Jakarta (Antara News) - Pemilihan Presiden kali ini menjadi sangat menarik bukan hanya karena tajamnya perseteruan antara kedua kubu Capres-Cawapres yang ada melainkan juga karena pola pemikiran yang mereka cuatkan.  

          Pemikiran-pemikiran pasangan Prabowo-Hatta menjadi dianggap sebagian orang hanya sebagai retorika dan mimpi-mimpi besar belaka karena beliau berdua dianggap "gagal" menjelaskan detail dari pemikiran-pemikiran yang mereka sampaikan.

         Sebaliknya, sebagian orang lain beranggapan pemikiran-pemikiran pasangan Jokowi-JK sangat terasa hanya bersifat "populis" belaka tanpa adanya kelogisan dari apa yang disampaikan.

         Terlepas dari perseteruan yang semakin tajam dan sudah mulai saling "merobek baju di dada", maka pada akhir dari masa kampanye ini kiranya diperlukan suatu kedewasaan berfikir yang objektif dan berguna bagi pencerahan bangsa ini ke depan.

         Semua pihak harus sadar untuk mengantarkan bangsa ini bisa segera keluar dari pola-pola demokrasi yang bersifat primordial dan rasis.
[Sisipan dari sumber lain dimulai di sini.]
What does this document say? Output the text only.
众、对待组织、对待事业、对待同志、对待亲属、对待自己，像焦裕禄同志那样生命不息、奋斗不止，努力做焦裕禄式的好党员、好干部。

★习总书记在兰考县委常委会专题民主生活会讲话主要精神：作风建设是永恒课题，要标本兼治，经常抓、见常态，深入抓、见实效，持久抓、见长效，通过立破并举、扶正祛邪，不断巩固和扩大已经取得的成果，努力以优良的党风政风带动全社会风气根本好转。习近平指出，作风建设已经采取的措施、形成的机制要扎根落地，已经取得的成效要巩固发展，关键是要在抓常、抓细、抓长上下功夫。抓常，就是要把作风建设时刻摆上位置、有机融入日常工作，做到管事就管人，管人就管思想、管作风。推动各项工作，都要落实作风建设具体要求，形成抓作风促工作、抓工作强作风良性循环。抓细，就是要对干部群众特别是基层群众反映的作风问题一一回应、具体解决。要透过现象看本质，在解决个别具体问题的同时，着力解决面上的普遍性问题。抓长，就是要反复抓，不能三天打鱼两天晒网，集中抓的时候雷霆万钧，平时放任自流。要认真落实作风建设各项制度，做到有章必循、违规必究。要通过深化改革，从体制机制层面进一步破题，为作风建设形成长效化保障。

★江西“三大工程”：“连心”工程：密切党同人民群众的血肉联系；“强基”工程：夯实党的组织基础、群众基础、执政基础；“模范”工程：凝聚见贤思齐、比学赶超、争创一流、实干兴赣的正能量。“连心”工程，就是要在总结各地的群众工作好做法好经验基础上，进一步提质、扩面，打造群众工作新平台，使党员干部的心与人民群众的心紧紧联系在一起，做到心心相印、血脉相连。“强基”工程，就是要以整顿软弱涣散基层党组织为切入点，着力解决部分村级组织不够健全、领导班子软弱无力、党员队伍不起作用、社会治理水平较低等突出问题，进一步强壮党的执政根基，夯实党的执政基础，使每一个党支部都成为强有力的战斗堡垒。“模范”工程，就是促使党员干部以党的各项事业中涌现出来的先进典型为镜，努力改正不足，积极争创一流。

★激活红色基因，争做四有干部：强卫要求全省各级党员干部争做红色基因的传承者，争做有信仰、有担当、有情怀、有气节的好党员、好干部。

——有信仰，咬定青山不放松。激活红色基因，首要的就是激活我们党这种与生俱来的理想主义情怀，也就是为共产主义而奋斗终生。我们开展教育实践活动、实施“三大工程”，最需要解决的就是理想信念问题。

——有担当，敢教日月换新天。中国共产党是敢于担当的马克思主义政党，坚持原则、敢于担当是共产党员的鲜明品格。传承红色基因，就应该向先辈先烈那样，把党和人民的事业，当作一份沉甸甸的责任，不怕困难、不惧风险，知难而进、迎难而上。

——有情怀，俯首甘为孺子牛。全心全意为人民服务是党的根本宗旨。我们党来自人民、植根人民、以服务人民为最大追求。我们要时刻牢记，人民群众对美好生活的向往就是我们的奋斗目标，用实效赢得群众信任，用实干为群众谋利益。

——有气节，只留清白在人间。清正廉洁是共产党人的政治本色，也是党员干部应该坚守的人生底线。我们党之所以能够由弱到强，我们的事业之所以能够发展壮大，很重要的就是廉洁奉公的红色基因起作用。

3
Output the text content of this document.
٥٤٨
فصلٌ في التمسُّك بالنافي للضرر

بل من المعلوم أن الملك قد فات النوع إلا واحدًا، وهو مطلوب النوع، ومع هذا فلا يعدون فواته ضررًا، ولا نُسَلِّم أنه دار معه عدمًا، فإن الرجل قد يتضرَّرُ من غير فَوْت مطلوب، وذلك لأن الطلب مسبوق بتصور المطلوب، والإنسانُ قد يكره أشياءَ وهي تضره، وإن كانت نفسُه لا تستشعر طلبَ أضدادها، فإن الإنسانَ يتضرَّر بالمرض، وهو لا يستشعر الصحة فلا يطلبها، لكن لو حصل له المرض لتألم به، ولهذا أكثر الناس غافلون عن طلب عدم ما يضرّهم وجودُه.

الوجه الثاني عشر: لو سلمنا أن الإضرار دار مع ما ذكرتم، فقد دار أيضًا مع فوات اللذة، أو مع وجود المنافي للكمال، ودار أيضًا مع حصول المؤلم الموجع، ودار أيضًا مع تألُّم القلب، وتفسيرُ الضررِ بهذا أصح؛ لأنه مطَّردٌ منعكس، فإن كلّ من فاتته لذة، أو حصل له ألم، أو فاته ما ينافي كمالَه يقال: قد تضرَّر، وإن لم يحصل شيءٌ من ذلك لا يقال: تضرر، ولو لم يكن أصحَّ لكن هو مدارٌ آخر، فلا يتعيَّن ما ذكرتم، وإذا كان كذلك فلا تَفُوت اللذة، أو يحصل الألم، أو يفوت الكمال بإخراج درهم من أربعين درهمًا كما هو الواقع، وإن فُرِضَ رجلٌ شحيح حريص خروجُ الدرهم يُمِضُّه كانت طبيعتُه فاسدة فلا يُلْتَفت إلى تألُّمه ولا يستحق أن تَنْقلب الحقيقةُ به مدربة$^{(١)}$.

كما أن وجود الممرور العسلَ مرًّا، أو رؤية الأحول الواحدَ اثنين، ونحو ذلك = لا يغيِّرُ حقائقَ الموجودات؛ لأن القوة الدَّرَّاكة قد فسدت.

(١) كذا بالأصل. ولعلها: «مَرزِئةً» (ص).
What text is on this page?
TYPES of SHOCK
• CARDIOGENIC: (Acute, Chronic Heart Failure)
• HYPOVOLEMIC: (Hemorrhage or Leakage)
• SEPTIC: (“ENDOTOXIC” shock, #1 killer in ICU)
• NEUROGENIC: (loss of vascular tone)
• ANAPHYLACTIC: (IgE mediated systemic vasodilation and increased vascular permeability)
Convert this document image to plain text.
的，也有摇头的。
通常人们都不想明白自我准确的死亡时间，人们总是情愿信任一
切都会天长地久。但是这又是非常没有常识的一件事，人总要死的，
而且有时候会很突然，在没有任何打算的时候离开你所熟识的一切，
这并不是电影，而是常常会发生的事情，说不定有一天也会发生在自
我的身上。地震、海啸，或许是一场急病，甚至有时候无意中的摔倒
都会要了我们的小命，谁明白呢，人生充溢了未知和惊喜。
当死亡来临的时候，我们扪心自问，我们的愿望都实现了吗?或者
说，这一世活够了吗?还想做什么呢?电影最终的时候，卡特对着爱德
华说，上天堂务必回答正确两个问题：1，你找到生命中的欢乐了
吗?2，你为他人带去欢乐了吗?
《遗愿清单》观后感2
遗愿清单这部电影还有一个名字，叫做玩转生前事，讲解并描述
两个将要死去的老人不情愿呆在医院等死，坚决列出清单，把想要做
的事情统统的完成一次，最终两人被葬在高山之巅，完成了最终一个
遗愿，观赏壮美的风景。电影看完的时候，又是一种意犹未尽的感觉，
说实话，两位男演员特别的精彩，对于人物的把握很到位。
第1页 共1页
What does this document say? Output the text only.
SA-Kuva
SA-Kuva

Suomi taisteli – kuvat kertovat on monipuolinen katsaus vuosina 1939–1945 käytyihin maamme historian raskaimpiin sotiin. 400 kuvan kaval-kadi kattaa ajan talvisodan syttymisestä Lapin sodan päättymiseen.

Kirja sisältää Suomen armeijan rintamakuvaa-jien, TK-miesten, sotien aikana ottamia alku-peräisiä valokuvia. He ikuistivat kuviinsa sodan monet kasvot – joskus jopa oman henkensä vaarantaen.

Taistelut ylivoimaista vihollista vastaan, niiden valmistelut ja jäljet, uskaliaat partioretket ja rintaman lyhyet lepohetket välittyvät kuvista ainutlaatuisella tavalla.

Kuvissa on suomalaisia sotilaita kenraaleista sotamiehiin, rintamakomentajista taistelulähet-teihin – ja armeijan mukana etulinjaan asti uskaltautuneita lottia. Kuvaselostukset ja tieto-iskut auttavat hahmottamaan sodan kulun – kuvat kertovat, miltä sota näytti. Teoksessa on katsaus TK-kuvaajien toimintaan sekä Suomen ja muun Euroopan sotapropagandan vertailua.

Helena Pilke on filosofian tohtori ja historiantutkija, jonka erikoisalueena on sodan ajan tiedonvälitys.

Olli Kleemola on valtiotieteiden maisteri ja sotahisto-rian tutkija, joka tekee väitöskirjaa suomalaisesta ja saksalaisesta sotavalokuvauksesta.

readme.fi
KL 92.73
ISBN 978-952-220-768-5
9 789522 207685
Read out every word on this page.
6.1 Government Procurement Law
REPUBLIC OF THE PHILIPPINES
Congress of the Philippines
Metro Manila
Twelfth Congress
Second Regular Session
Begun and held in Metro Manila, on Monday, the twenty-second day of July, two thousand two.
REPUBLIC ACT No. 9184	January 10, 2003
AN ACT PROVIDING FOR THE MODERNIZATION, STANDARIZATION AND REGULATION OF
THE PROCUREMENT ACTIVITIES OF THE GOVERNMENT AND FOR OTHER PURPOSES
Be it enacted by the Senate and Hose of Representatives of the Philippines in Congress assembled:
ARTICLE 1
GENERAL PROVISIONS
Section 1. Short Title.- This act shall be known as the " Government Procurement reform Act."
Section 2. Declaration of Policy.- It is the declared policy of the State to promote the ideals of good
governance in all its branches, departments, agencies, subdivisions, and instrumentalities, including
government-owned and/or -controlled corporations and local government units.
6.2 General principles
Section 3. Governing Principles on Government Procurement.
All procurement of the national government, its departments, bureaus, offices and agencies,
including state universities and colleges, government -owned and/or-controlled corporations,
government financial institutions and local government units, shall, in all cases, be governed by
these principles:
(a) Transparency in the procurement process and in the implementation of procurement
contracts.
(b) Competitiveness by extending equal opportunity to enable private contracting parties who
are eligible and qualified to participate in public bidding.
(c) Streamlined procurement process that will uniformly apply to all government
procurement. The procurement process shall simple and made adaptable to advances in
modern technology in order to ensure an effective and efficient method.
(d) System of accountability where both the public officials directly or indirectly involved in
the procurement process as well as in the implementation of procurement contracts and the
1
Kita semua harus mau untuk berkaca dan jujur mengakui berbagai kekurangan dan kesalahan kita masing-masing selama ini; karena sejatinya sejarah sudah mencatat bahwa tidak ada satu pihak pun yang benar-benar bersih dan luput dari kesalahan.

         Kita semua juga harus sadar tentang berbagai kekuatan eksternal yang tidak menginginkan bangsa ini menjadi segera maju.

         Mencermati berbagai dinamika yang sedang terjadi selama masa kampanye ini, maka beberapa hal berikut ini barangkali menarik dan baik untuk kita renungkan bersama:

1. Hakikat Slogan

         Di antara sekian banyak slogan pergerakan yang diajukan masing-masing kubu, maka slogan "Revolusi Mental" yang diusung oleh Jokowi-JK terasa menjadi "hambar" dibandingkan dengan  slogan "Restorasi Indonesia" yang telah diluncurkan oleh Partai Nasdem sejak 4-5 tahun yang lalu.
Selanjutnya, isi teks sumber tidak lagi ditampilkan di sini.